Daystar, which is part of the Word of God Fellowship, first went on the air in 1997, according to Daystar’s website.
Marcus was born October 7, 1957 in Cordele, Georgia and raised in Macon, Georgia. He grew up attending the East Macon Church of God.
He became a Christian at the age of five and continued in church attendance and work as he grew older. He began to preach as an evangelist at age fifteen. He graduated from high school and enrolled at age sixteen in Lee University (then known as Lee College), Cleveland, Tennessee-based Christian university. He graduated three years later.
In 1982, four years after graduation, he married Joni Trammell of Greenville, South Carolina. The couple spent their early years of marriage as traveling evangelists, visiting churches in the Southeast to teach the gospel. Marcus was ordained as a bishop with the Church of God of Cleveland, Tennessee.

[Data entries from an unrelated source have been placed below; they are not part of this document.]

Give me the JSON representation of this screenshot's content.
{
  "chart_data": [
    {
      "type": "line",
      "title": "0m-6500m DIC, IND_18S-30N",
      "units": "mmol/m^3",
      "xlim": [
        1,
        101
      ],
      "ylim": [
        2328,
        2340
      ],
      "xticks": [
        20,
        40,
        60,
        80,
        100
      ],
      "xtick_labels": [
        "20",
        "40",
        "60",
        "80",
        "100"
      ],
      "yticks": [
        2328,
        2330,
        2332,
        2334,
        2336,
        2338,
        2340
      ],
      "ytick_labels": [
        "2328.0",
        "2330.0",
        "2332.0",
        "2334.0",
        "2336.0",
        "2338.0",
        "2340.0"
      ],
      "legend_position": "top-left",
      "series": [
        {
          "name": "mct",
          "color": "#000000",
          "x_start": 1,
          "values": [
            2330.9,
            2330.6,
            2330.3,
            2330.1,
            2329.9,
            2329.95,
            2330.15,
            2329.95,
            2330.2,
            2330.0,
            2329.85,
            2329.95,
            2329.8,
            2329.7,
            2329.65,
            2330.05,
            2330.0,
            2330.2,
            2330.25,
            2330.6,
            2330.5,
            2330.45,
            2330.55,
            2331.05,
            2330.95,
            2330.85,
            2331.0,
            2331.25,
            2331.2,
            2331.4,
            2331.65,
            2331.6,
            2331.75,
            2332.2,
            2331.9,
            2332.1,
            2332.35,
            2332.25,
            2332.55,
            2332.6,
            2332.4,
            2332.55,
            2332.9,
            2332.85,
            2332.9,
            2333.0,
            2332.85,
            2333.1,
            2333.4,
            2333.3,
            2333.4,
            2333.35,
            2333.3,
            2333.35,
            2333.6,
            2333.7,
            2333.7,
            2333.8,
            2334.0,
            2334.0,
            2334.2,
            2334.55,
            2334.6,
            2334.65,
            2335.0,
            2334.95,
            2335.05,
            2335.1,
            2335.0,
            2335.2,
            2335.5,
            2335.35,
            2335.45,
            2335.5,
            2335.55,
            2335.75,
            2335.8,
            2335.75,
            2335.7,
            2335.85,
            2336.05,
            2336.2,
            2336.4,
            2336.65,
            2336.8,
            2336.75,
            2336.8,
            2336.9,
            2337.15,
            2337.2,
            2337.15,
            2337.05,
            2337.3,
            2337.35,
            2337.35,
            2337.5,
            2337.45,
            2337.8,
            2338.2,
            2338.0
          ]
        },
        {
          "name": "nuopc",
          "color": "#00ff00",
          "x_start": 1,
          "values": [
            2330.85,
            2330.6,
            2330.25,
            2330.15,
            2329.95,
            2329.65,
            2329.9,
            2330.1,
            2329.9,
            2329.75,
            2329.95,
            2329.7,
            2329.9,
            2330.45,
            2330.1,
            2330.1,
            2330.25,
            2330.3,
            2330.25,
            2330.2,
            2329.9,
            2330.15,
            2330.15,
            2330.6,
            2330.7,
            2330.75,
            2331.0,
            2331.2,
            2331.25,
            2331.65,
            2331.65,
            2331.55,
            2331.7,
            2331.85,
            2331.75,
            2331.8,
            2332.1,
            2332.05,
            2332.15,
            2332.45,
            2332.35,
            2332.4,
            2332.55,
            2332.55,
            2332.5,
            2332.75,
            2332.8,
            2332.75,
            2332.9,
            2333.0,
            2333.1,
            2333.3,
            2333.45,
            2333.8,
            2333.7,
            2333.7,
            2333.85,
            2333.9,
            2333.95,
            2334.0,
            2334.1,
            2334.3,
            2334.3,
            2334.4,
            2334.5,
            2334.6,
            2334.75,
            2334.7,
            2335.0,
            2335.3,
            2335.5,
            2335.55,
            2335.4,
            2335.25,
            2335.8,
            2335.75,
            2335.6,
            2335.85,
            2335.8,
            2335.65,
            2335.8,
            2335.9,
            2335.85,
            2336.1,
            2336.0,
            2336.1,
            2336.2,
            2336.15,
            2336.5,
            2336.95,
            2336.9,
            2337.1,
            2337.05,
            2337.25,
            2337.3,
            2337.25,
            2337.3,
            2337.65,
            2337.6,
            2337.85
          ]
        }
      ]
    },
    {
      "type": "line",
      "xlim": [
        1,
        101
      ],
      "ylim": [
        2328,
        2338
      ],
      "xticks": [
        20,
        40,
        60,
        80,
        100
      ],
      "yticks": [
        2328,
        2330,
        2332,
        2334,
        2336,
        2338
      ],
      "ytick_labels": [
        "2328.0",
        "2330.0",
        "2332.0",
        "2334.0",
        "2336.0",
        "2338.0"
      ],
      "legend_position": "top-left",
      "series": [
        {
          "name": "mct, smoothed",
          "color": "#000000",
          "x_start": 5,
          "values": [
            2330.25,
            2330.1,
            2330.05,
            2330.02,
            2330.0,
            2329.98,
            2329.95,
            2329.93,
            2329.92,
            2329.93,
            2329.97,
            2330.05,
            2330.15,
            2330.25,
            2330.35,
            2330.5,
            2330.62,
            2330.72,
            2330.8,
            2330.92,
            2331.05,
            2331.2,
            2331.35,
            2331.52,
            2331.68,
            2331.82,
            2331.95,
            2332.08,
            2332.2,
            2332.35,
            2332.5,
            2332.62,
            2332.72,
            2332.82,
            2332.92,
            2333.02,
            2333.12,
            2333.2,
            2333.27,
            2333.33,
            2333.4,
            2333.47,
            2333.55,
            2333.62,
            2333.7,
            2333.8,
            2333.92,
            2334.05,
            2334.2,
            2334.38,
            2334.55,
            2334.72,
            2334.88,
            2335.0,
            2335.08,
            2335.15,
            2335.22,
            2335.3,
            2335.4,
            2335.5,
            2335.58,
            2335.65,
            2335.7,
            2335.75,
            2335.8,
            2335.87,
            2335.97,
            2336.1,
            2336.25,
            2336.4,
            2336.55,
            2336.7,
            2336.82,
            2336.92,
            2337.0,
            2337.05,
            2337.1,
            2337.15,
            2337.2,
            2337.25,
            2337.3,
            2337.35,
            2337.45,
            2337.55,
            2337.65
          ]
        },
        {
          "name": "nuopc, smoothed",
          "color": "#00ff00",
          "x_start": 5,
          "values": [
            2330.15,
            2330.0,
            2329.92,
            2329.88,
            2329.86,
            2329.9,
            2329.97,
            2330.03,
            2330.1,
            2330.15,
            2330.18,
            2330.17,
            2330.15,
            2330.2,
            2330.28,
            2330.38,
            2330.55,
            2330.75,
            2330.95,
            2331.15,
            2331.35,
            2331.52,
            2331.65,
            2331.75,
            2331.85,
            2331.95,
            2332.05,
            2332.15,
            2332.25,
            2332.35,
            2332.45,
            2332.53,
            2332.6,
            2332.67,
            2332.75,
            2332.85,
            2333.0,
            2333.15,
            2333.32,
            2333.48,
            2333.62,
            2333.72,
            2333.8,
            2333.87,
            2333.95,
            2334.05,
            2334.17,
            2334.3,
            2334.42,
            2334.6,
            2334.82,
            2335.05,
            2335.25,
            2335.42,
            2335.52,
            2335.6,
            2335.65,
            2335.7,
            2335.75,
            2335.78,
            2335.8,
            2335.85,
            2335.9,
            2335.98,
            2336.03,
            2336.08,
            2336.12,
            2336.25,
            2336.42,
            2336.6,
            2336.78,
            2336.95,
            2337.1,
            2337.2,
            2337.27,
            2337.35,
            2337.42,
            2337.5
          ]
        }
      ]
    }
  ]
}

In 1980, the same year that Marcus met his wife Joni, he founded The Word of God Fellowship, the company that would eventually start the Daystar Television Network. In 1984 Lamb moved to Montgomery, Alabama to begin WMCF-TV.
This was the first full-power Christian station in the state. The Lambs sold the station to Trinity Broadcasting Network (TBN) in 1990 and moved to Dallas, Texas. Lamb launched the Daystar network at the end of 1997.